施設内飲食店舗シリーズ 国際新赤坂ビル、地域有数の大型ツインビル
営団千代田線の赤坂駅から一分。地上二四階の東館、同一八階の西館から成るツインビルで、平成6年10月でオープンして満一四年になる。かつてこの場所は国際自動車の自動車教習場があったところで、それをスクラップアンドビルドをしての施設建設だ。
赤坂界隈では有数の大型ビルで、トーメンをはじめ、富士ゼロックス、岡村製作などの大手企業が入居している。
オフィス人口は約四〇〇〇人。来館者を含めると一日あたり一万人前後のビル人口になるが、これらの人たちの飲食ニーズに対応するために、オフィスサポートの飲食施設として、そば・うどん、すし、洋食など六店舗が出店している。しかし、これらの店は会社が休みになる日曜日は定休日になり、基本的には平日対応の営業形態になっている。また、赤坂はとくに休日は地域への来街者が激減するので、その分店舗への集客力が大きくダウンする。このため、日曜日にはオフィスも休みになるので、定休としているわけだが、平日でどう多く客数を確保するかが大きな課題だ。
■施設データ■
・名称/「国際新赤坂ビル」
・ビル所有者/国際自動車
・所在地/東京都港区赤坂二‐一四‐二七
・事業主体/ビルオーナー
・竣工/一九八〇年10月
〈東館〉・敷地面積/二三四〇坪
・延床面積/一万四五〇〇坪
・基準階面積/三〇〇坪
・階数/地上二四階、塔一階、地下三階
・駐車場/一三六台
〈西館〉・敷地面積/一六七〇坪
・延床面積/一万九〇坪
・基準階面積/三二〇坪
・階数/地上一八階、塔屋一階、地下三階
・駐車場/九二台
・オフィス人口/約四〇〇〇人
赤坂は「夜の街」というイメージが強いが、放送局のTBSがあるので、映像や芸能、広告関係のオフィスも多く、また、交通の利便性に恵まれているので、ホテルや大小の会社オフィスも林立しており、「ビジネス街」としてのイメージもある。

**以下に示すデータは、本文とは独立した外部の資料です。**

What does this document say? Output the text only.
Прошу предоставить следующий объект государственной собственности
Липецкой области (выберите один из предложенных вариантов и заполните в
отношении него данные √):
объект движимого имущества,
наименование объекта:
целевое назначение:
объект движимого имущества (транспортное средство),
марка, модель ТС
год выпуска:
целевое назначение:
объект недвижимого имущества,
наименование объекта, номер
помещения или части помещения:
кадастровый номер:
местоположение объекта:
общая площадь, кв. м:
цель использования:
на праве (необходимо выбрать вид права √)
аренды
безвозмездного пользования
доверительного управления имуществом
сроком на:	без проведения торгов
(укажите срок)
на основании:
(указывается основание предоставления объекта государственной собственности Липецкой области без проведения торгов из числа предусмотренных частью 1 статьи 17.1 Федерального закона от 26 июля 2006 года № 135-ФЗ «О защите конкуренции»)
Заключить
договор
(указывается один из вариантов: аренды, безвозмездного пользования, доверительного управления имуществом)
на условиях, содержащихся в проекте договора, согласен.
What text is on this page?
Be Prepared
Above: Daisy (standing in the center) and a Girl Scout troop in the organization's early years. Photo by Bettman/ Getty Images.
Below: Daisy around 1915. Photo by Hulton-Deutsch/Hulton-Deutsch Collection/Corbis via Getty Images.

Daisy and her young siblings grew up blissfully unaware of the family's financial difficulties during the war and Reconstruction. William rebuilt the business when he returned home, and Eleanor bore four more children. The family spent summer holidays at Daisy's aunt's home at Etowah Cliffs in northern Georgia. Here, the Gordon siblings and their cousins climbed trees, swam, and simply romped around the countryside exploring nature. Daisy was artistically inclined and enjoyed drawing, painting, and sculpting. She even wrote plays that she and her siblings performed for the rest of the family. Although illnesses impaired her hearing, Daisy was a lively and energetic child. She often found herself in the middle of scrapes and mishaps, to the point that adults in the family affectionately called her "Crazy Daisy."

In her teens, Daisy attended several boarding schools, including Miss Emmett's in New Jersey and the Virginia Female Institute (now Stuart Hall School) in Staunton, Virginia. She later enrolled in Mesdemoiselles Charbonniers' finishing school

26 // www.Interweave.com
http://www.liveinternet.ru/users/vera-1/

国際新赤坂ビルはTBSの近く、地下鉄千代田線赤坂駅に接する好立地にあるほか、同銀座線と丸ノ内線の赤坂見附、同有楽町線と半蔵門線永田町にも近接している。
さらに平成7年度内に開通予定の営団南北線、銀座線の虎ノ門と赤坂見附間に新駅の溜池が開設されることになっているので、ビジネス拠点としてのポテンシャルは一層高まることになる。
国際新赤坂ビルは東館地上二四階、地下三階、西館地上一八階、地下三階の二棟から成るオフィスビルで、地域でも有数の大型ビルとして、その存在感を大きくアピールしている。
ビルの事業主体は土地所有者の国際自動車(本社=東京・港区赤坂)だが、東館には三階から二二階までにトーメンが入居するほか、西館にはほぼ全フロアにわたって富士ゼロックス、他のフロアには岡村製作、ビルオーナーの国際自動車、日本下水道事業団、オーストラリア政府観光局、オーストラリア航空などの企業および公共機関が入居している。
これらオフィス人口は約四〇〇〇人。来館者を合わせると平日のビル人口は一万人前後になるが、これらビルの生活ニーズに対応するために、銀行、歯科院、美容外科院、リサイクルショップ、フォトショップ、飲食店舗なども出店している。
飲食店舗はオフィスワーカーたちの昼食ニーズや、アフター5の飲食ニーズに対応したオフィスサポートの施設展開で、東館の地下一階に、そば・うどん「赤坂更科」「赤坂福すし」、洋食レストラン「コージーコーナー」、スパゲティ「ハシヤ」、サンドイッチハウス「アカサカ」、コーヒーポート「ifc」の六店舗が出店している。
これら店舗は日・祭日休みの平日および土曜日にかけての営業で、オフィスの就業システムと連動する形での運営形態になっている。赤坂は銀座や渋谷、新宿、池袋などと異なって、平日の“ナイトレジャー”型の歓楽街で、休日の来街者は平日の半分から三分の一くらいに激減する。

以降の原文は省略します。